Go over the plank
Walk the plank (also Plank Walk ) was an execution form on pirate ships .
The convict was handcuffed and placed on a plank that was attached to the railing so that it protruded from the ship to the sea . The convict was then forced with a spear to go to the end of the plank, where he fell into the water and mostly drowned .
This form of execution is part of the pirate legend, but was rarely used. Usually pirates simply threw their prisoners overboard.
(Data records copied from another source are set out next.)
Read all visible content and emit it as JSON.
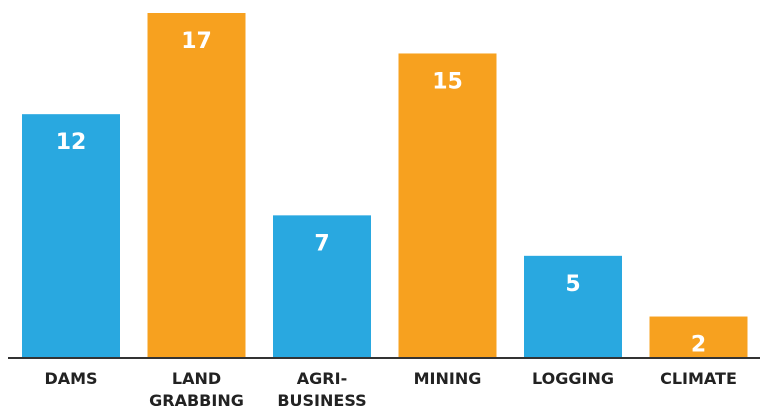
{
  "chart_data": {
    "type": "bar",
    "categories": [
      "DAMS",
      "LAND\nGRABBING",
      "AGRI-\nBUSINESS",
      "MINING",
      "LOGGING",
      "CLIMATE"
    ],
    "values": [
      12,
      17,
      7,
      15,
      5,
      2
    ],
    "colors": [
      "#29a8e0",
      "#f7a11f",
      "#29a8e0",
      "#f7a11f",
      "#29a8e0",
      "#f7a11f"
    ]
  }
}
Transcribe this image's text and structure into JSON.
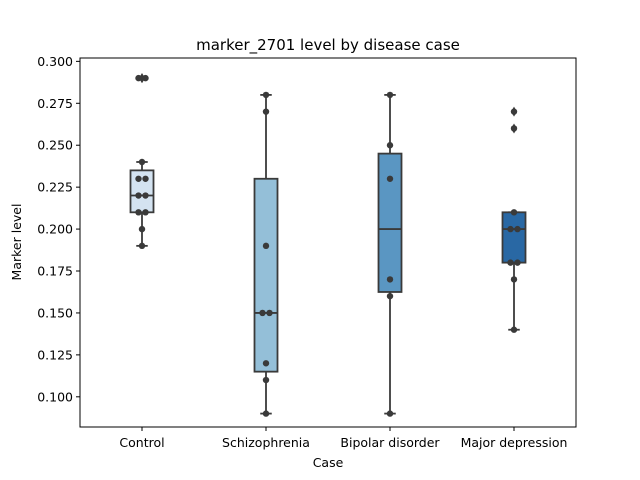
{
  "chart_data": {
    "type": "box",
    "title": "marker_2701 level by disease case",
    "xlabel": "Case",
    "ylabel": "Marker level",
    "ylim": [
      0.082,
      0.302
    ],
    "yticks": [
      "0.100",
      "0.125",
      "0.150",
      "0.175",
      "0.200",
      "0.225",
      "0.250",
      "0.275",
      "0.300"
    ],
    "grid": false,
    "categories": [
      "Control",
      "Schizophrenia",
      "Bipolar disorder",
      "Major depression"
    ],
    "colors": [
      "#d4e3f1",
      "#94bfd8",
      "#5a96c2",
      "#2968a4"
    ],
    "boxes": [
      {
        "category": "Control",
        "whisker_low": 0.19,
        "q1": 0.21,
        "median": 0.22,
        "q3": 0.235,
        "whisker_high": 0.24,
        "outliers": [
          0.29,
          0.29
        ],
        "points": [
          0.29,
          0.29,
          0.24,
          0.23,
          0.23,
          0.22,
          0.22,
          0.21,
          0.21,
          0.2,
          0.19
        ]
      },
      {
        "category": "Schizophrenia",
        "whisker_low": 0.09,
        "q1": 0.115,
        "median": 0.15,
        "q3": 0.23,
        "whisker_high": 0.28,
        "outliers": [],
        "points": [
          0.28,
          0.27,
          0.19,
          0.15,
          0.15,
          0.12,
          0.11,
          0.09
        ]
      },
      {
        "category": "Bipolar disorder",
        "whisker_low": 0.09,
        "q1": 0.1625,
        "median": 0.2,
        "q3": 0.245,
        "whisker_high": 0.28,
        "outliers": [],
        "points": [
          0.28,
          0.25,
          0.23,
          0.17,
          0.16,
          0.09
        ]
      },
      {
        "category": "Major depression",
        "whisker_low": 0.14,
        "q1": 0.18,
        "median": 0.2,
        "q3": 0.21,
        "whisker_high": 0.21,
        "outliers": [
          0.27,
          0.26
        ],
        "points": [
          0.27,
          0.26,
          0.21,
          0.2,
          0.2,
          0.18,
          0.18,
          0.17,
          0.14
        ]
      }
    ]
  }
}
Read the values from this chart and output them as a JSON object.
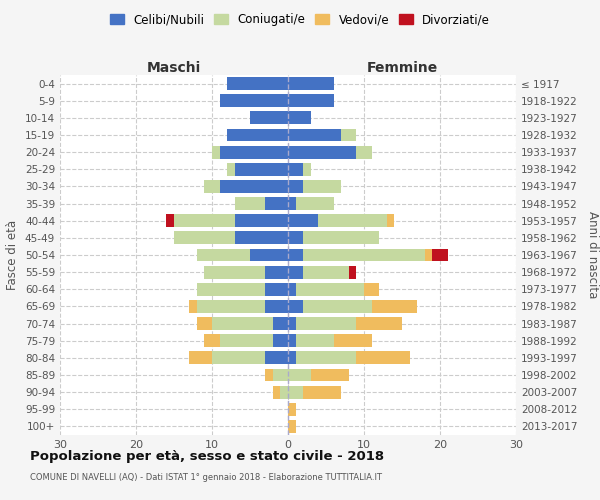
{
  "age_groups": [
    "0-4",
    "5-9",
    "10-14",
    "15-19",
    "20-24",
    "25-29",
    "30-34",
    "35-39",
    "40-44",
    "45-49",
    "50-54",
    "55-59",
    "60-64",
    "65-69",
    "70-74",
    "75-79",
    "80-84",
    "85-89",
    "90-94",
    "95-99",
    "100+"
  ],
  "birth_years": [
    "2013-2017",
    "2008-2012",
    "2003-2007",
    "1998-2002",
    "1993-1997",
    "1988-1992",
    "1983-1987",
    "1978-1982",
    "1973-1977",
    "1968-1972",
    "1963-1967",
    "1958-1962",
    "1953-1957",
    "1948-1952",
    "1943-1947",
    "1938-1942",
    "1933-1937",
    "1928-1932",
    "1923-1927",
    "1918-1922",
    "≤ 1917"
  ],
  "male": {
    "celibi": [
      8,
      9,
      5,
      8,
      9,
      7,
      9,
      3,
      7,
      7,
      5,
      3,
      3,
      3,
      2,
      2,
      3,
      0,
      0,
      0,
      0
    ],
    "coniugati": [
      0,
      0,
      0,
      0,
      1,
      1,
      2,
      4,
      8,
      8,
      7,
      8,
      9,
      9,
      8,
      7,
      7,
      2,
      1,
      0,
      0
    ],
    "vedovi": [
      0,
      0,
      0,
      0,
      0,
      0,
      0,
      0,
      0,
      0,
      0,
      0,
      0,
      1,
      2,
      2,
      3,
      1,
      1,
      0,
      0
    ],
    "divorziati": [
      0,
      0,
      0,
      0,
      0,
      0,
      0,
      0,
      1,
      0,
      0,
      0,
      0,
      0,
      0,
      0,
      0,
      0,
      0,
      0,
      0
    ]
  },
  "female": {
    "nubili": [
      6,
      6,
      3,
      7,
      9,
      2,
      2,
      1,
      4,
      2,
      2,
      2,
      1,
      2,
      1,
      1,
      1,
      0,
      0,
      0,
      0
    ],
    "coniugate": [
      0,
      0,
      0,
      2,
      2,
      1,
      5,
      5,
      9,
      10,
      16,
      6,
      9,
      9,
      8,
      5,
      8,
      3,
      2,
      0,
      0
    ],
    "vedove": [
      0,
      0,
      0,
      0,
      0,
      0,
      0,
      0,
      1,
      0,
      1,
      0,
      2,
      6,
      6,
      5,
      7,
      5,
      5,
      1,
      1
    ],
    "divorziate": [
      0,
      0,
      0,
      0,
      0,
      0,
      0,
      0,
      0,
      0,
      2,
      1,
      0,
      0,
      0,
      0,
      0,
      0,
      0,
      0,
      0
    ]
  },
  "colors": {
    "celibi": "#4472c4",
    "coniugati": "#c5d9a0",
    "vedovi": "#f0bc5e",
    "divorziati": "#c0111f"
  },
  "title": "Popolazione per età, sesso e stato civile - 2018",
  "subtitle": "COMUNE DI NAVELLI (AQ) - Dati ISTAT 1° gennaio 2018 - Elaborazione TUTTITALIA.IT",
  "xlabel_left": "Maschi",
  "xlabel_right": "Femmine",
  "ylabel_left": "Fasce di età",
  "ylabel_right": "Anni di nascita",
  "xlim": 30,
  "legend_labels": [
    "Celibi/Nubili",
    "Coniugati/e",
    "Vedovi/e",
    "Divorziati/e"
  ],
  "bg_color": "#f5f5f5",
  "plot_bg_color": "#ffffff"
}
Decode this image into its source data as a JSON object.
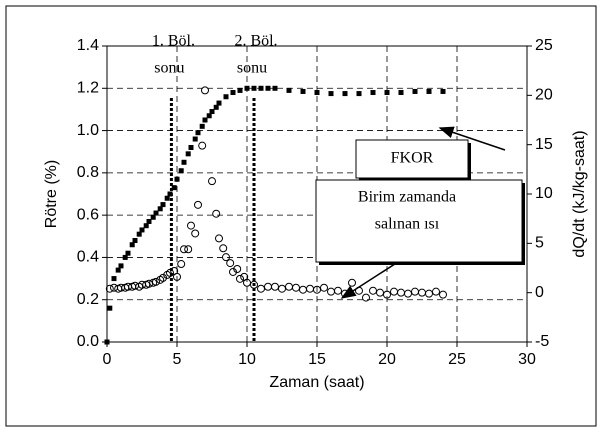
{
  "chart_data": {
    "type": "scatter",
    "xlabel": "Zaman (saat)",
    "ylabel": "Rötre (%)",
    "y2label": "dQ/dt (kJ/kg-saat)",
    "xlim": [
      0,
      30
    ],
    "xticks": [
      0,
      5,
      10,
      15,
      20,
      25,
      30
    ],
    "ylim": [
      0,
      1.4
    ],
    "yticks": [
      {
        "value": 0,
        "label": "0.0"
      },
      {
        "value": 0.2,
        "label": "0.2"
      },
      {
        "value": 0.4,
        "label": "0.4"
      },
      {
        "value": 0.6,
        "label": "0.6"
      },
      {
        "value": 0.8,
        "label": "0.8"
      },
      {
        "value": 1,
        "label": "1.0"
      },
      {
        "value": 1.2,
        "label": "1.2"
      },
      {
        "value": 1.4,
        "label": "1.4"
      }
    ],
    "y2lim": [
      -5,
      25
    ],
    "y2ticks": [
      -5,
      0,
      5,
      10,
      15,
      20,
      25
    ],
    "grid": true,
    "series": [
      {
        "name": "FKOR",
        "color": "#000000",
        "marker": "square",
        "x": [
          0,
          0.2,
          0.5,
          0.8,
          1,
          1.3,
          1.5,
          1.8,
          2,
          2.3,
          2.5,
          2.8,
          3,
          3.3,
          3.5,
          3.8,
          4,
          4.3,
          4.5,
          4.8,
          5,
          5.3,
          5.5,
          5.8,
          6,
          6.3,
          6.5,
          6.8,
          7,
          7.3,
          7.5,
          7.8,
          8,
          8.5,
          9,
          9.5,
          10,
          10.5,
          11,
          11.5,
          12,
          13,
          14,
          15,
          16,
          17,
          18,
          19,
          20,
          21,
          22,
          23,
          24
        ],
        "values": [
          0,
          0.16,
          0.3,
          0.34,
          0.36,
          0.4,
          0.42,
          0.46,
          0.48,
          0.51,
          0.53,
          0.55,
          0.57,
          0.59,
          0.61,
          0.63,
          0.65,
          0.68,
          0.7,
          0.73,
          0.77,
          0.81,
          0.85,
          0.89,
          0.92,
          0.96,
          0.99,
          1.02,
          1.05,
          1.07,
          1.09,
          1.11,
          1.13,
          1.16,
          1.18,
          1.19,
          1.2,
          1.2,
          1.2,
          1.2,
          1.2,
          1.19,
          1.185,
          1.18,
          1.175,
          1.175,
          1.175,
          1.18,
          1.18,
          1.18,
          1.185,
          1.185,
          1.185
        ]
      },
      {
        "name": "Birim zamanda salınan ısı",
        "color": "#000000",
        "marker": "circle",
        "axis": "y2",
        "x": [
          0.2,
          0.5,
          0.8,
          1,
          1.3,
          1.5,
          1.8,
          2,
          2.3,
          2.5,
          2.8,
          3,
          3.3,
          3.5,
          3.8,
          4,
          4.3,
          4.5,
          4.8,
          5,
          5.3,
          5.5,
          5.8,
          6,
          6.3,
          6.5,
          6.8,
          7,
          7.5,
          7.8,
          8,
          8.3,
          8.5,
          8.8,
          9,
          9.3,
          9.5,
          9.8,
          10,
          10.5,
          11,
          11.5,
          12,
          12.5,
          13,
          13.5,
          14,
          14.5,
          15,
          15.5,
          16,
          16.5,
          17,
          17.5,
          18,
          18.5,
          19,
          19.5,
          20,
          20.5,
          21,
          21.5,
          22,
          22.5,
          23,
          23.5,
          24
        ],
        "values": [
          0.4,
          0.5,
          0.4,
          0.5,
          0.5,
          0.6,
          0.6,
          0.7,
          0.6,
          0.8,
          0.8,
          0.9,
          1,
          1.1,
          1.3,
          1.5,
          1.8,
          2,
          2.2,
          1.6,
          2.9,
          4.4,
          4.4,
          6.8,
          6,
          8.9,
          14.9,
          20.5,
          11.3,
          8,
          5.5,
          4.5,
          3.6,
          3,
          2.1,
          2.4,
          1.4,
          1.6,
          1,
          0.8,
          0.4,
          0.6,
          0.6,
          0.4,
          0.6,
          0.5,
          0.3,
          0.4,
          0.3,
          0.5,
          0.1,
          0.2,
          -0.1,
          1,
          0.2,
          -0.5,
          0.2,
          0,
          -0.2,
          0.1,
          0,
          -0.1,
          0.1,
          0,
          -0.1,
          0.1,
          -0.2
        ]
      }
    ],
    "vlines": [
      4.6,
      10.5
    ],
    "annotations": [
      [
        "1. Böl.",
        "sonu"
      ],
      [
        "2. Böl.",
        "sonu"
      ]
    ],
    "callouts": [
      [
        "FKOR"
      ],
      [
        "Birim zamanda",
        "salınan ısı"
      ]
    ]
  }
}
However, individual cases are documented:
- The privateer Marten Pechlin (1450–1526) was said to have killed 105 sailors in one day in this way.
- In 1769 the mutineer George Wood confessed in Newgate Prison that he and his co-conspirators had forced their officers to go over the plank.
- The Times reported on February 14, 1829 that the Redpole was seized and sunkby the pirate beautiful President . The commander was shot and the crew forced to go over the plank.
- In 1829 pirates intercepted the Dutch brig Vhan Fredericka in a strait in the Virgin Islands and murdered most of the crew by forcing them to walk over the plank with a cannonball tied to their feet. (see: Linschoten-Vereeniging )
- Douglas Botting, The Pirates , TimeLife Books, 1978, p. 58.
- The Times , Feb.14, 1829, p. 3.
- David Cordingly. Under the Black Flag: The Romance and Reality of Life Among the Pirates, Harvest Books, 1997, pp. 130-31.